Consider this simplified scenario. Over three years CPI inflation is 10%. Productivity is unchanged. Employers are willing to pay 10% more in total compensation three years later. Health insurance costs increase faster than the CPI, but consumers still want it at the new price. Even with shifting some cost to the employee, employer costs for health insurance increase by a nominal 20%. It follows that average wages offered will increase less than inflation. Even though workers are getting what they want.

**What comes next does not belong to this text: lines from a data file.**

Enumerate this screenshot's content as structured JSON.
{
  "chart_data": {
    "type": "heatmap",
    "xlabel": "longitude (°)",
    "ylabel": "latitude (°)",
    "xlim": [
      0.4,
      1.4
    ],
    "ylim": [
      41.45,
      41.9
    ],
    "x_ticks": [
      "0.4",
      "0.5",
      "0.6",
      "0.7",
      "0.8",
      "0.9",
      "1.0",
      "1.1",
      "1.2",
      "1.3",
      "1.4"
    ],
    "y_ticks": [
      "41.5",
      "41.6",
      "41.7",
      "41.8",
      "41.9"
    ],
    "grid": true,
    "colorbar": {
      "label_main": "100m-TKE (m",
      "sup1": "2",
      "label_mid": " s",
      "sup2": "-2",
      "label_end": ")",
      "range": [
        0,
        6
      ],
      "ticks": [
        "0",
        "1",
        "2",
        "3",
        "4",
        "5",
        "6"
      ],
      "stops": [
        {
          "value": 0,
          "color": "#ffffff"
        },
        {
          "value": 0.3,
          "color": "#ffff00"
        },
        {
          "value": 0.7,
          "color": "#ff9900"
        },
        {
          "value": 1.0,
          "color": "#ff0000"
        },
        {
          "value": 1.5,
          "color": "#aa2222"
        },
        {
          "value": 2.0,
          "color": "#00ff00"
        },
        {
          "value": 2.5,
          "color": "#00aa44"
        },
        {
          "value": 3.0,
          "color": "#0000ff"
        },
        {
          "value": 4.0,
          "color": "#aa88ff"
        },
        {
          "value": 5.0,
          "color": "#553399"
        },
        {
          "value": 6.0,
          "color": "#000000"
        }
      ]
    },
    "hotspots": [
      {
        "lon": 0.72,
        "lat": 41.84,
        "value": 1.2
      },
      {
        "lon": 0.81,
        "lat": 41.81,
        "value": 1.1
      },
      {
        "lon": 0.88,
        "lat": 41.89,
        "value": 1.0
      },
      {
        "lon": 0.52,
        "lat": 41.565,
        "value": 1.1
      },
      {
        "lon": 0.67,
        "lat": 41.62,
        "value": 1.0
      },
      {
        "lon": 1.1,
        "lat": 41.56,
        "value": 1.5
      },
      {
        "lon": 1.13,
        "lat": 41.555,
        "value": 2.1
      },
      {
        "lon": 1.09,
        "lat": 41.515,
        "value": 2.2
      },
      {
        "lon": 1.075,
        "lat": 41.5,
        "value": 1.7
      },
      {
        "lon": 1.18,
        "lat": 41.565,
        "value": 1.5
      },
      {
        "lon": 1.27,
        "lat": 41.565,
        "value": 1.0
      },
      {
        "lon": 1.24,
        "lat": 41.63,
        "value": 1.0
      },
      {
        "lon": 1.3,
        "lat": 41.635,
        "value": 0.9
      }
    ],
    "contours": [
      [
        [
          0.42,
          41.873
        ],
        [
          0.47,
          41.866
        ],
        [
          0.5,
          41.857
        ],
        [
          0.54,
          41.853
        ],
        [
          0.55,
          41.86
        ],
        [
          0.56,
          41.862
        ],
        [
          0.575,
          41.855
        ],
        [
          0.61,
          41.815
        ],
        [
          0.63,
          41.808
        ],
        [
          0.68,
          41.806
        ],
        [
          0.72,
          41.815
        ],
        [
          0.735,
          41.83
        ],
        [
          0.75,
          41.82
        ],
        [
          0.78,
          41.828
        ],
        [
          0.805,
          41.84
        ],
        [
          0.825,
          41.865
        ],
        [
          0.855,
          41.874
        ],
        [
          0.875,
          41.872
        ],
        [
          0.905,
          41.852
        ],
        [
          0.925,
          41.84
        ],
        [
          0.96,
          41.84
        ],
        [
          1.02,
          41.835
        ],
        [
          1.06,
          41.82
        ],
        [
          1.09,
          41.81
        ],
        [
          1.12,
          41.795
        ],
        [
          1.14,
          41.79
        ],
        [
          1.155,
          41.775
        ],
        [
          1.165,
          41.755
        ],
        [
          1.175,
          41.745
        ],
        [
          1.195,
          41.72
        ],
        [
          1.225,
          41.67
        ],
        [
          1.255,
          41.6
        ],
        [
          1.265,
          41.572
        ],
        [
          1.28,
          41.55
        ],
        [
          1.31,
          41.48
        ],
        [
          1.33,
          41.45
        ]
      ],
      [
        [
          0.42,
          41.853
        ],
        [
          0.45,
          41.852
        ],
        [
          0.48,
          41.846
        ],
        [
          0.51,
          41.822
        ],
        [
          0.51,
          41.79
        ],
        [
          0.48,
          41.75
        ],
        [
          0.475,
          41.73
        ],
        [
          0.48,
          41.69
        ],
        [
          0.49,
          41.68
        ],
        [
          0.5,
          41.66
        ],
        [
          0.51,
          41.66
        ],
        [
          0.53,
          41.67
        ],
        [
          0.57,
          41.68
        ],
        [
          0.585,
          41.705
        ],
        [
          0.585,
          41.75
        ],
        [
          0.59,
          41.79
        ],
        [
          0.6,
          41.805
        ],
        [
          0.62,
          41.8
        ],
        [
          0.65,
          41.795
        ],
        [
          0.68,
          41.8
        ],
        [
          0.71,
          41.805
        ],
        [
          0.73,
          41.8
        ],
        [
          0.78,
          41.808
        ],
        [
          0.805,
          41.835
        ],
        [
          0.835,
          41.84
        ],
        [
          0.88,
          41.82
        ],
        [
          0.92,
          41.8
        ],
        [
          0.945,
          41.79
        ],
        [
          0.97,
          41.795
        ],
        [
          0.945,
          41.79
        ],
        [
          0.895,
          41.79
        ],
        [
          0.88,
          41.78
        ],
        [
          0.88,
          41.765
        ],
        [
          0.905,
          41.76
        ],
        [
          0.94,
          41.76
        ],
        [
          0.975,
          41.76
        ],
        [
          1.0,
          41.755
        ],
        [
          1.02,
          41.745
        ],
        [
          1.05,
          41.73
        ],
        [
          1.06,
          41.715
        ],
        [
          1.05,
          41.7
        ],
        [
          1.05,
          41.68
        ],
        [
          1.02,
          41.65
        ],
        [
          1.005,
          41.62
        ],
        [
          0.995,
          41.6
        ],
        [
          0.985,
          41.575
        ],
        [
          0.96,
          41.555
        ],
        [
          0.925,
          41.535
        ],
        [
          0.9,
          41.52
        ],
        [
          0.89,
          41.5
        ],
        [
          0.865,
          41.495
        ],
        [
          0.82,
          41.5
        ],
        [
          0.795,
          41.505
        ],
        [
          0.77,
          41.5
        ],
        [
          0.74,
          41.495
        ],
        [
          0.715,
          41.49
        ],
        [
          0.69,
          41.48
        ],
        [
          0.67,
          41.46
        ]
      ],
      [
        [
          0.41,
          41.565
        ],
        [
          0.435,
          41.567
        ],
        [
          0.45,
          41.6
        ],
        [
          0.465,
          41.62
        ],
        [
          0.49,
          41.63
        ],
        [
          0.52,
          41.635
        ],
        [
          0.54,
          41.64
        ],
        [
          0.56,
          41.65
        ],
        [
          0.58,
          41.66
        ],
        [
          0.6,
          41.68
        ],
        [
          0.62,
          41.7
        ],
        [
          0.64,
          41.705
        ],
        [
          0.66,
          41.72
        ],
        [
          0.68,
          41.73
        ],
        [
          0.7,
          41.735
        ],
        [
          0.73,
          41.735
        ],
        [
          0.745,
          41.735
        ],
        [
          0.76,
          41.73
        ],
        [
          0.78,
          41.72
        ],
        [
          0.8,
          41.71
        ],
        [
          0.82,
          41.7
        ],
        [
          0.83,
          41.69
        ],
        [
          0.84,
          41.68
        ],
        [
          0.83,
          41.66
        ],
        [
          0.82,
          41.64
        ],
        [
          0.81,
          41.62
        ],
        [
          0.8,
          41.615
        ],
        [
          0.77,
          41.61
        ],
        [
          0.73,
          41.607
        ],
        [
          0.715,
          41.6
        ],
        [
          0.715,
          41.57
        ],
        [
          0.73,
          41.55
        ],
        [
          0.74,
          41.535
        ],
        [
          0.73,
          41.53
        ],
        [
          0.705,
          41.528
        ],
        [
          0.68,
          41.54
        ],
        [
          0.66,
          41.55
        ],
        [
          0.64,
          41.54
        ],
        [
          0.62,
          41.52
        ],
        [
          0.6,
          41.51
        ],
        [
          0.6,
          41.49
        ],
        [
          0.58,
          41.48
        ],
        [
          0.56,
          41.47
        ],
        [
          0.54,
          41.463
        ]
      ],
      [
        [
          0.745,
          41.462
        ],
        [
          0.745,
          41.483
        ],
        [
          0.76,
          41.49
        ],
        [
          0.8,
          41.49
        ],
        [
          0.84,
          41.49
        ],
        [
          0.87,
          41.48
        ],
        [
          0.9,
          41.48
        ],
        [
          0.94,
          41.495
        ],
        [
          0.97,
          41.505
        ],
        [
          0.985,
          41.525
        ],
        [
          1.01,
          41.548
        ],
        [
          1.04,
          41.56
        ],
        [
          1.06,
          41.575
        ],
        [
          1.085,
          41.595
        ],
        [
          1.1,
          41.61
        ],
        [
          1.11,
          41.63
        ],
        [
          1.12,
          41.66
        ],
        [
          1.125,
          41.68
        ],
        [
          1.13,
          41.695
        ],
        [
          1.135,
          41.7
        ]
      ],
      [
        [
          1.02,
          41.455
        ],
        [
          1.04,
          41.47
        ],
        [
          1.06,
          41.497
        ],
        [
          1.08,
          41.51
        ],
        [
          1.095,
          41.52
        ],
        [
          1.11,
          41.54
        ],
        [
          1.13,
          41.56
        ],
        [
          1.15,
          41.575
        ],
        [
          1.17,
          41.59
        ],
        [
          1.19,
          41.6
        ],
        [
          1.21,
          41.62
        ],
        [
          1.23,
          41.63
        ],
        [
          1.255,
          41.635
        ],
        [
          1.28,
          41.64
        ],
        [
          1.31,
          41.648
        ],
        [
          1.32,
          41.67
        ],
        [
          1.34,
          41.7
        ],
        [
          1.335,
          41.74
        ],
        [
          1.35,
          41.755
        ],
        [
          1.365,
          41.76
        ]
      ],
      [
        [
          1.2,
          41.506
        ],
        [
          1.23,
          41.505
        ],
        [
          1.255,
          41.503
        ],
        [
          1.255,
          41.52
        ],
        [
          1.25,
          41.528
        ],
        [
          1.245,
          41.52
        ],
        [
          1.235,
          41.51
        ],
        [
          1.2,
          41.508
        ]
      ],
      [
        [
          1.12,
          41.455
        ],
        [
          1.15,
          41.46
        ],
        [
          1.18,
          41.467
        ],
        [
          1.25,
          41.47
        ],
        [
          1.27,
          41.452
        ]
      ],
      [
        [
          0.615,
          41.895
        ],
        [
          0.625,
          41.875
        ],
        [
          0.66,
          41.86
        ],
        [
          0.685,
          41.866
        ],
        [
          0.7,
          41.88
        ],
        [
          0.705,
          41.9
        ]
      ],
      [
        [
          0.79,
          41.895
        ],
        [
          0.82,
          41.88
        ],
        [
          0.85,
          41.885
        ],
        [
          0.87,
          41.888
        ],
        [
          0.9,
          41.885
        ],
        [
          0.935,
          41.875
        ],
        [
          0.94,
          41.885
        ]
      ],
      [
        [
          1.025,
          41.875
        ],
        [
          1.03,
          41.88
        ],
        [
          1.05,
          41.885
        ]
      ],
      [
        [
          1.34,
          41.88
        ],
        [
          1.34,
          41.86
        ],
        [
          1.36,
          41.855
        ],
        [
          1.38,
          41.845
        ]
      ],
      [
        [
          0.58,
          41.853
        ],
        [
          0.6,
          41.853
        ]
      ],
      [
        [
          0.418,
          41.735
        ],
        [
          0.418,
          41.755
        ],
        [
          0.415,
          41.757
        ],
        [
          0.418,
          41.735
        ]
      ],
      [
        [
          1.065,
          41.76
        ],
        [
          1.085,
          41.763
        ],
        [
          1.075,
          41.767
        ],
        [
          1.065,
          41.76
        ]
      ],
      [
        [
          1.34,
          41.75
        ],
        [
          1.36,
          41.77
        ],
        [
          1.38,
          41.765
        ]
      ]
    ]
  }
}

Note also that keeping total compensation equal in real terms results in increased wage inequality. Suppose that the average cost of health insurance is $6,000 per worker covered and only 60% of median workers get coverage. The median worker whose wages are $30,000 must give up $360 in wage increase to maintain the same real compensation: more than 1% in real terms. In contast, if the top 1% have 100% coverage and $300,000 in wages, they need to give up $600 in wages to maintain the same employer cost in real terms. The impact on real wages for this group is only .2%.

4 comments:

Anonymous said...

The article does point out that benefits increased, offsetting the relative decline in wages, until last summer; since then, even the benefits increase has not kept pace with inflation.

The increased benefits are principally health insurance. We're already in a health-care-cost crisis - it's arguably a more significant problem for Americans than terrorism - and this is just another facet.

Nevertheless, I don't see the evidence for your point. Real wages are declining while corporate profits are rising. (To make matters worse, compensation gains are concentrated at the top.) The rich are getting richer, the poor poorer.

The fact is that the rising costs of benefits are being used by corporations as an excuse to slow compensation increases. To some extent this is justifiable, because companies cannot accurately predict what health-care benefits are going to cost them in the future, so they are less inclined to risk increasing their total compensation packages.

To me it all comes back to the health-care-cost crisis. It's literally killing people, on top of the economic ruin (leading cause of personal bankruptcy). Yet every proposal for reforming the (obviously corrupt) system we have now gets torpedoed. Why?

Anonymous said...

Productivity has been increasing, as the article points out, while compensation has remained stagnant. The difference has not been consumed entirely by rising benefit costs - corporate profits are up. Executive pay is also way up.

So it isn't just the rise in benefit costs; the real story is more complex. But the point of the story remains true: workers are generally no better off now than they were years ago, in spite of the increased productivity they have delivered. Meanwhile, stockholders [like me] and executives are doing really, really well.

Your update scores a major point: holding total compensation constant would increase wage disparity, ceterus paribus. Add to that the huge increases in executive pay, and the disparities get much worse.

Our economic system is producing a feudal society. Wage-earners are often serfs who cannot leave their employers, not only because they need the pay, but because they fear the loss of health care benefits.

The Middle Ages are fun to visit, but I don't want to live there. Especially not if the baronial class contains a large proportion of insurance industry executives.

Will McLean said...

There's a problem with using productivity as a benchmark. If, for example, the cost of an imported input increases and is passed along to consumers, then that counts as a productivity increase.

Exxon, with the same number of workers, gets more income. But there's no reason to think that Exxon workers or shareholders are necessarily better off because of a price increase that is just sufficient to pay for an increase in payments to, say, the Government of Venezuela

bhec said...
This comment has been removed by a blog administrator.